If you make more changes to the code in the same branch in your local repository and push them, they will automatically be added to this Pull Request whilst it is open. You can do this if the maintainer or reviewer asks for changes.
Shane has asked for a change
So I can go to my local repository in Azure Data Studio and make the requested change and save the file. If I look in the source control in Azure Data Studio I can again see there is a change waiting to be committed and if I click on the name of the file I can open the diff tool to see what the change was
Once I am happy with my change I can commit it again in the same way as before either in the editor or at the command line. The icon at the bottom will change to show that I have one commit in my local repository waiting to be pushed
To do the same thing at the command line I can type
git status and see the same thing.
I can then push my change to my remote repository either in the GUI or by using
and it will automatically be added to the Pull Request as you can see
Now that the required changes for the review have been made, the review has been approved by Shane and the pull request is now ready to be merged. (You can also see that dbachecks runs some checks against the code when a Pull Request is made)

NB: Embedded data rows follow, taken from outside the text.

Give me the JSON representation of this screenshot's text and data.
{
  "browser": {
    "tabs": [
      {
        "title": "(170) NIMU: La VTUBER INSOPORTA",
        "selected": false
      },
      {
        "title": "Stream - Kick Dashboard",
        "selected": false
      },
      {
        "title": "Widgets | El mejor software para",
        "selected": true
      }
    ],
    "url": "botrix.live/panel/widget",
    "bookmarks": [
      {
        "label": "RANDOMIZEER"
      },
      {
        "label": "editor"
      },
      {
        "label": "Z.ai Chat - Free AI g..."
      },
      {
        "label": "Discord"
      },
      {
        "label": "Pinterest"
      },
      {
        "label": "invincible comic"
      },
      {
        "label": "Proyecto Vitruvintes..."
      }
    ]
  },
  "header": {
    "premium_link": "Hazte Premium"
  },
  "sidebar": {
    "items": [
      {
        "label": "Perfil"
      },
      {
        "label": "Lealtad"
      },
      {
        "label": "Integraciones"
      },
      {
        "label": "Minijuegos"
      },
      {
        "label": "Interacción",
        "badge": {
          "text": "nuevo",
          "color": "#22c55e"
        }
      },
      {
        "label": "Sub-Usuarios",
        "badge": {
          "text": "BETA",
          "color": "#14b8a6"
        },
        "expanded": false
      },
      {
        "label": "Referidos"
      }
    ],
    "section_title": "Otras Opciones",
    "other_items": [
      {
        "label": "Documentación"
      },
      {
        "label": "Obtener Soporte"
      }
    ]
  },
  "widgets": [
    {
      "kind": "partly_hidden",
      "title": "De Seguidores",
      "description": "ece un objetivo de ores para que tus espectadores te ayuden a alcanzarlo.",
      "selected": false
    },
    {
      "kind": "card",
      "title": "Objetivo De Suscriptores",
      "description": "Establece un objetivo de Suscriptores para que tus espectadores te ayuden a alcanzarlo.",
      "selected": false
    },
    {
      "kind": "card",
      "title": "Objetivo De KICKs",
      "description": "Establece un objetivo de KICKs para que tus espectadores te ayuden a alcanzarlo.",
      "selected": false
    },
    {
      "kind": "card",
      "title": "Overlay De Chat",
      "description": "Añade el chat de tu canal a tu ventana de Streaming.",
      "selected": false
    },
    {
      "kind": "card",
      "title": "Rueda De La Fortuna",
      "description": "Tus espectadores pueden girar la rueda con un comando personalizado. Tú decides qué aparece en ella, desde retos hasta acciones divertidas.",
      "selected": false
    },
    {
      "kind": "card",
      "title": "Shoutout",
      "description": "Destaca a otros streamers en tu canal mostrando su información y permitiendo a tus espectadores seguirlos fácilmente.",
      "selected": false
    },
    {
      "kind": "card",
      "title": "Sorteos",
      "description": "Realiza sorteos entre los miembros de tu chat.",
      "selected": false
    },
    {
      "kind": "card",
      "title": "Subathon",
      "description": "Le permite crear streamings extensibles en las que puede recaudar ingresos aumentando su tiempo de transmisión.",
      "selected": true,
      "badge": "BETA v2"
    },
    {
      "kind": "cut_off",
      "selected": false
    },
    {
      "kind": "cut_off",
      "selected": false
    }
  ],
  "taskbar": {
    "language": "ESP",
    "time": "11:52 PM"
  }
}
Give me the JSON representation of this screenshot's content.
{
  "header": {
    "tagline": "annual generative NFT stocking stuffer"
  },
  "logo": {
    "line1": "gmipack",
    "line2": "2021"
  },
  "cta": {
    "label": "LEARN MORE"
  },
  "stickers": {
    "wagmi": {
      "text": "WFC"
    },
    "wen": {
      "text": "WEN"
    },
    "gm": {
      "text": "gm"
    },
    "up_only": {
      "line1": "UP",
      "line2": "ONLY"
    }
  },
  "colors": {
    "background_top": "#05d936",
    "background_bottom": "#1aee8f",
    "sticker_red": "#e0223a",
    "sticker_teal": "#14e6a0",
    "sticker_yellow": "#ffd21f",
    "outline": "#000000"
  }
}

|Many, many thanks to Shane b||t who helped with the writing of this post even whilst on a “no tech” holiday.|
Go Ahead – Contribute to an Open Source Project
Hopefully you can now see how easy it is to create a fork of a GitHub repository, clone it to your own machine and contribute. There are many open source projects that you can contribute to.
You can use this process to contribute to the Microsoft Docs for example by clicking on the edit button on any page.
You can contribute other open source projects like
- PowerShell by Microsoft
- tigertoolbox by Microsoft Tiger Team
- OpenQueryStore by William Durkin and Enrico van de Laar
- sqlwatch by Marcin Gminski
- SQLCop by Redgate
- sp_whoisactive by Adam Machanic
- sql-server-maintenance-solution by Ola Hallengren
- SQL-Server-First-Responder-Kit by Brent Ozar Unlimited
or go and find the the ones that you use and can help with.